The saying is true, you get what you pay for, especially when it comes to digital projects. When someone gives you a price that seems too good to be true, there's a good chance that the next iteration of your project is going to be much more - leaving you to have to decide to pay more or leave your project as is. Elias Slater from Stauffer gives an overview of what the real cost for a low priced project bid really is.
Video Transcript:
Elias Slater, Stauffer: “Well, I wanted to add to the previous question, which I guess kind of ties into this. If you go with the 10 buck guy, you can get a good deal once and that’s great and you can get a product out launched, version one, we are out, awesome, we got a sweet deal on this. And that solves a lot of the studio side of things. So you get your version one product out and everybody is happy but things are updating constantly.
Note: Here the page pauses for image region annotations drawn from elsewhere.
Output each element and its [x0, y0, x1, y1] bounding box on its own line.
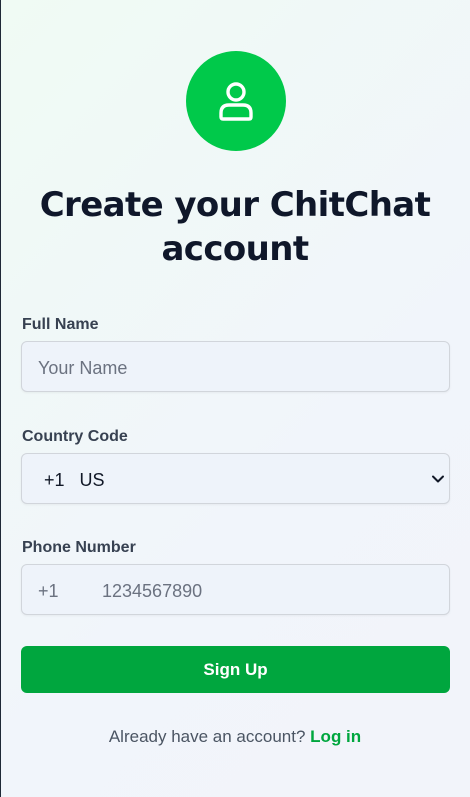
- phone-number-label: Phone Number: [22, 539, 136, 556]
- phone-prefix: +1: [38, 581, 59, 601]
- sign-up-button[interactable]: Sign Up: [21, 646, 450, 693]
- country-code-select[interactable]: +1 US: [21, 453, 450, 504]
- phone-number-input[interactable]: +1 1234567890: [21, 564, 450, 615]
- login-prompt-text: Already have an account?: [108, 727, 306, 746]
- phone-number-placeholder: 1234567890: [102, 581, 203, 601]
- avatar: [186, 51, 286, 151]
- user-icon: [218, 81, 254, 121]
- login-prompt: Already have an account? Log in: [0, 726, 470, 748]
- window-edge: [0, 0, 1, 797]
- country-code-value: +1 US: [44, 470, 105, 490]
- chevron-down-icon: [431, 472, 445, 486]
- full-name-placeholder: Your Name: [38, 358, 128, 378]
- country-code-label: Country Code: [22, 428, 128, 445]
- log-in-link[interactable]: Log in: [310, 727, 361, 746]
- page-title: Create your ChitChat account: [39, 185, 431, 269]
- full-name-label: Full Name: [22, 316, 99, 333]
- full-name-input[interactable]: Your Name: [21, 341, 450, 392]
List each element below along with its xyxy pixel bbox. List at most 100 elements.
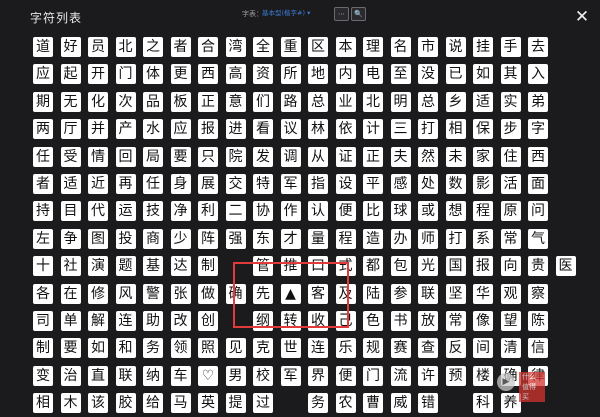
- char-cell[interactable]: 者: [33, 174, 53, 194]
- char-cell[interactable]: 制: [33, 338, 53, 359]
- char-cell[interactable]: 查: [418, 338, 438, 359]
- char-cell[interactable]: 向: [500, 256, 521, 277]
- char-cell[interactable]: 想: [445, 201, 466, 222]
- char-cell[interactable]: 保: [473, 119, 493, 140]
- char-cell[interactable]: 指: [308, 174, 328, 194]
- char-cell[interactable]: 业: [335, 91, 356, 112]
- char-cell[interactable]: 任: [143, 174, 163, 194]
- char-cell[interactable]: 系: [473, 228, 493, 249]
- char-cell[interactable]: 代: [88, 201, 108, 222]
- char-cell[interactable]: 回: [115, 146, 136, 167]
- char-cell[interactable]: 军: [280, 174, 301, 194]
- char-cell[interactable]: 过: [253, 393, 273, 414]
- char-cell[interactable]: 察: [528, 283, 548, 304]
- char-cell[interactable]: 三: [390, 119, 411, 140]
- char-cell[interactable]: 治: [60, 365, 81, 386]
- char-cell[interactable]: 问: [528, 201, 548, 222]
- char-cell[interactable]: 观: [500, 283, 521, 304]
- char-cell[interactable]: 理: [363, 37, 383, 57]
- char-cell[interactable]: 高: [225, 64, 246, 85]
- char-cell[interactable]: 品: [143, 91, 163, 112]
- char-cell[interactable]: 清: [500, 338, 521, 359]
- char-cell[interactable]: 看: [253, 119, 273, 140]
- char-cell[interactable]: 军: [280, 365, 301, 386]
- char-cell[interactable]: 都: [363, 256, 383, 277]
- char-cell[interactable]: 打: [418, 119, 438, 140]
- char-cell[interactable]: 门: [115, 64, 136, 85]
- char-cell[interactable]: 议: [280, 119, 301, 140]
- char-cell[interactable]: 己: [335, 311, 356, 331]
- char-cell[interactable]: 开: [88, 64, 108, 85]
- char-cell[interactable]: 协: [253, 201, 273, 222]
- char-cell[interactable]: 起: [60, 64, 81, 85]
- char-cell[interactable]: 华: [473, 283, 493, 304]
- char-cell[interactable]: 夫: [390, 146, 411, 167]
- char-cell[interactable]: 修: [88, 283, 108, 304]
- char-cell[interactable]: 警: [143, 283, 163, 304]
- char-cell[interactable]: 阵: [198, 228, 218, 249]
- char-cell[interactable]: 地: [308, 64, 328, 85]
- char-cell[interactable]: 期: [33, 91, 53, 112]
- char-cell[interactable]: 望: [500, 311, 521, 331]
- char-cell[interactable]: 像: [473, 311, 493, 331]
- char-cell[interactable]: 进: [225, 119, 246, 140]
- char-cell[interactable]: 活: [500, 174, 521, 194]
- char-cell[interactable]: 报: [198, 119, 218, 140]
- char-cell[interactable]: 科: [473, 393, 493, 414]
- char-cell[interactable]: 比: [363, 201, 383, 222]
- char-cell[interactable]: 然: [418, 146, 438, 167]
- char-cell[interactable]: 至: [390, 64, 411, 85]
- char-cell[interactable]: 湾: [225, 37, 246, 57]
- char-cell[interactable]: 设: [335, 174, 356, 194]
- char-cell[interactable]: 依: [335, 119, 356, 140]
- char-cell[interactable]: 门: [363, 365, 383, 386]
- char-cell[interactable]: 适: [60, 174, 81, 194]
- char-cell[interactable]: 打: [445, 228, 466, 249]
- char-cell[interactable]: 司: [33, 311, 53, 331]
- char-cell[interactable]: 商: [143, 228, 163, 249]
- char-cell[interactable]: 产: [115, 119, 136, 140]
- char-cell[interactable]: 原: [500, 201, 521, 222]
- char-cell[interactable]: 贵: [528, 256, 548, 277]
- char-cell[interactable]: 说: [445, 37, 466, 57]
- char-cell[interactable]: 养: [500, 393, 521, 414]
- char-cell[interactable]: 口: [308, 256, 328, 277]
- char-cell[interactable]: 英: [198, 393, 218, 414]
- char-cell[interactable]: 推: [280, 256, 301, 277]
- char-cell[interactable]: 两: [33, 119, 53, 140]
- char-cell[interactable]: 书: [390, 311, 411, 331]
- char-cell[interactable]: 给: [143, 393, 163, 414]
- char-cell[interactable]: 陆: [363, 283, 383, 304]
- char-cell[interactable]: 目: [60, 201, 81, 222]
- char-cell[interactable]: 造: [363, 228, 383, 249]
- char-cell[interactable]: 面: [528, 174, 548, 194]
- char-cell[interactable]: 见: [225, 338, 246, 359]
- char-cell[interactable]: 重: [280, 37, 301, 57]
- char-cell[interactable]: 未: [445, 146, 466, 167]
- char-cell[interactable]: 国: [445, 256, 466, 277]
- char-cell[interactable]: 变: [33, 365, 53, 386]
- char-cell[interactable]: 适: [473, 91, 493, 112]
- char-cell[interactable]: 客: [308, 283, 328, 304]
- char-cell[interactable]: 本: [335, 37, 356, 57]
- char-cell[interactable]: 好: [60, 37, 81, 57]
- char-cell[interactable]: 北: [363, 91, 383, 112]
- char-cell[interactable]: 应: [170, 119, 191, 140]
- char-cell[interactable]: 包: [390, 256, 411, 277]
- char-cell[interactable]: 调: [280, 146, 301, 167]
- char-cell[interactable]: 电: [363, 64, 383, 85]
- char-cell[interactable]: 从: [308, 146, 328, 167]
- char-cell[interactable]: 东: [253, 228, 273, 249]
- char-cell[interactable]: 并: [88, 119, 108, 140]
- char-cell[interactable]: 许: [418, 365, 438, 386]
- char-cell[interactable]: 师: [418, 228, 438, 249]
- char-cell[interactable]: 正: [198, 91, 218, 112]
- char-cell[interactable]: 流: [390, 365, 411, 386]
- char-cell[interactable]: 转: [280, 311, 301, 331]
- font-select[interactable]: 基本型(楷字#) ▾: [262, 6, 326, 20]
- char-cell[interactable]: 张: [170, 283, 191, 304]
- more-options-button[interactable]: ⋯: [334, 7, 349, 21]
- char-cell[interactable]: 乡: [445, 91, 466, 112]
- char-cell[interactable]: 车: [170, 365, 191, 386]
- char-cell[interactable]: 题: [115, 256, 136, 277]
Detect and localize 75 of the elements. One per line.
You can’t just go with version one. You got to iterate and that’s when the pain point really comes in and that’s when it turns out to be a sour deal and it’s a lose-lose for everybody if you go with a guy who’s underbid. You’ll get an aggressive developer agency third party that is excited to get a foot in the door and they’ll burn the midnight oil for you and do a really good job to get that thing out. But, then when you want to iterate they are like, ‘we lost our pants on this. We gotta get some more money. We gotta recoup this.’ And then we’ve gotten into a situation bunch of times where we are stuck and we have a lot of version one products out there that sit on the shelf.”
Jose Caballer, The Skool: “Wow that’s an interesting insight. So when you budget for a project, you should budget for the long term and all the iterations. You are not buying a washing machine is what you are saying? You are actually buying a long-term relationship.”